Why do a million people a year visit the tiny seacoast town of Newport, Oregon, whose population is only 8,400? It isn't the beautiful beaches or the quaint fishing harbor, it's the Oregon Coast Aquarium. In cities large and small around the world, recent innovations in aquarium design have transformed what were once damp, stodgy science displays into lively and exciting introductions to the fascinating undersea world.
Attracted by the new spectacles offered to aquarium visitors, Diane Cook and Len Jenshel have traveled around the world photographing these dramatic environments and their enthralled audiences. Fifteen aquariums in North America, five in Europe, five in the Caribbean (including three in Cuba), and three in Japan are included.

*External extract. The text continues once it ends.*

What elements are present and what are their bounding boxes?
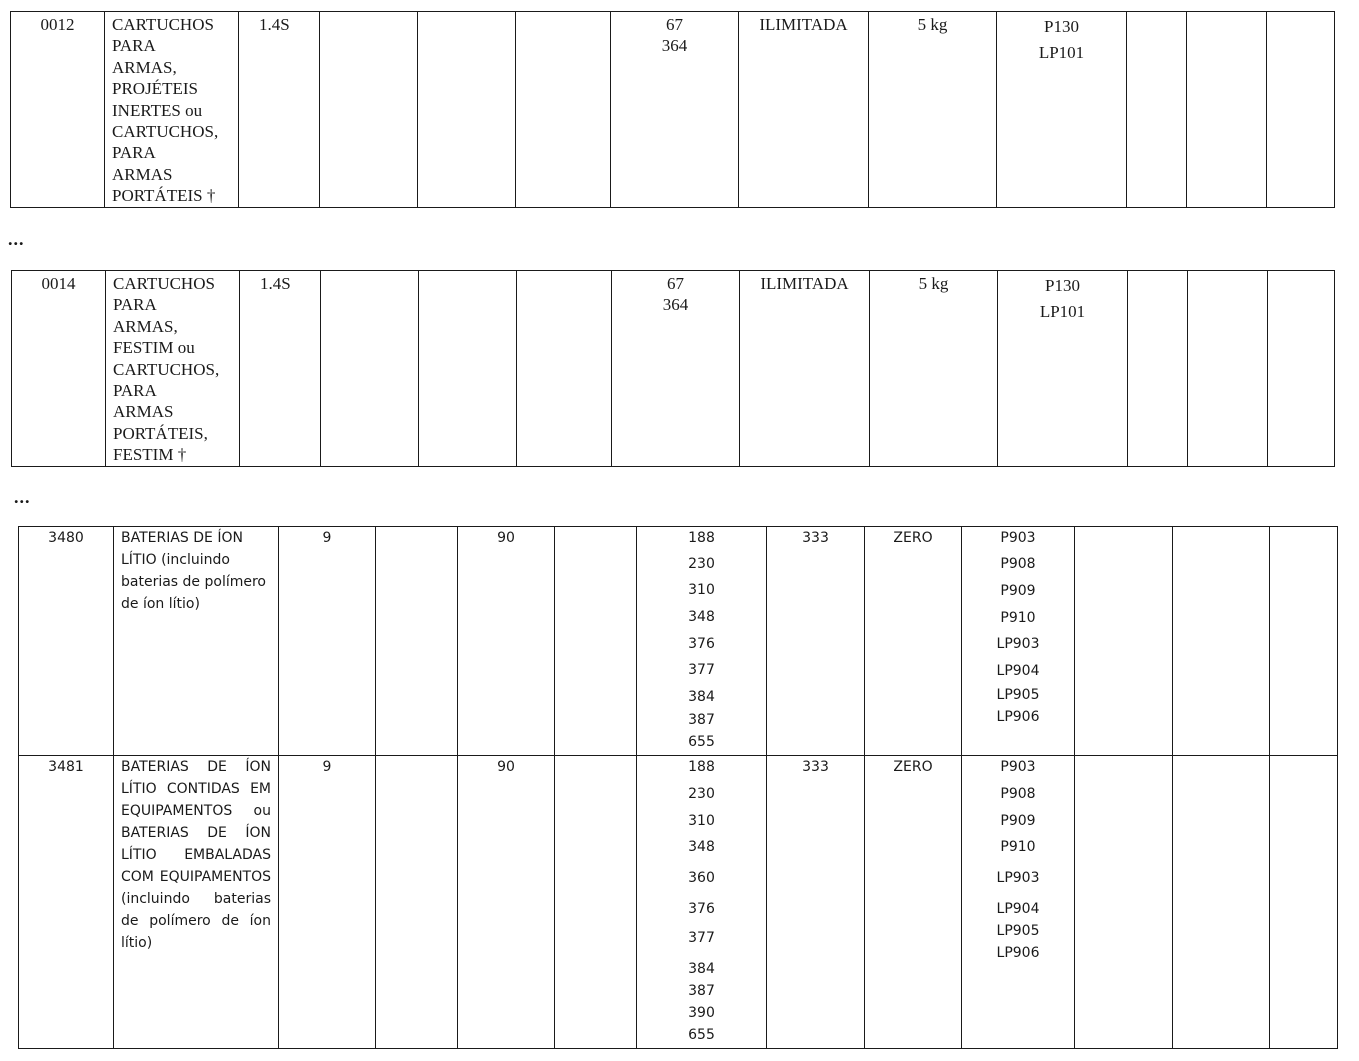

Seventy photographs, half in color and half in black-and-white, are accompanied by an interview with the photographers by Lawrence Wechsler, the much-honored New Yorker writer.
Photographs by Diane Cook and Len Jenshel, essay by Todd Newberry, interview by Lawrence Weschler.
A married couple of landscape photographers, Cook shoots in black and white while Jenshel shoots in color. The book is a series of photographs from each, intermingled, shot at numerous aquariums around the world.
I didn't always get what they were going for with their juxtapositions, as revealed in the interview at the end of the book. Some of their photos seem more successful in retrospect. Generally, I preferred the black and white, but there were a handful of each that I really liked.
Weschler is an astute interviewer. I read an excellent book by him about artist Bob Irwin years ago, Seeing Is Forgetting the Name of the Thing One Sees. My Dad recently read it and looking for other Weschler works, came upon Aquarium. I agree with him that Newberry's introductory essay is a little cheesy. Weschler's interview, however, is not to be missed.
There are definitely some cool aquariums out there as well as less savory ones. I read Aquarium in one sitting, so if underwater creatures and aquariums are your thing, it's worth a look.
Aquariums provide a unique cross between architecture and nature. You can find books and articles describing various aquariums and their collections, about the care and feeding of the residents, and other related topics. This book is something else altogether.
The artists responsible for “Aquarium” used their artistic talents and their cameras to look at aquariums and the animals who live in them (and the people who work at and visit them) as art. Design. Interplay. Perhaps, despite the authors' stated attempts to avoid it, anthropomorphism.
Pick up this book if you want to look at aquatic wildlife and their captive settings in a unique perspective. You may or may not enjoy it, but it will make you think. Avoid this book if you are wanting to take a traditional look at these animals and their man-made homes.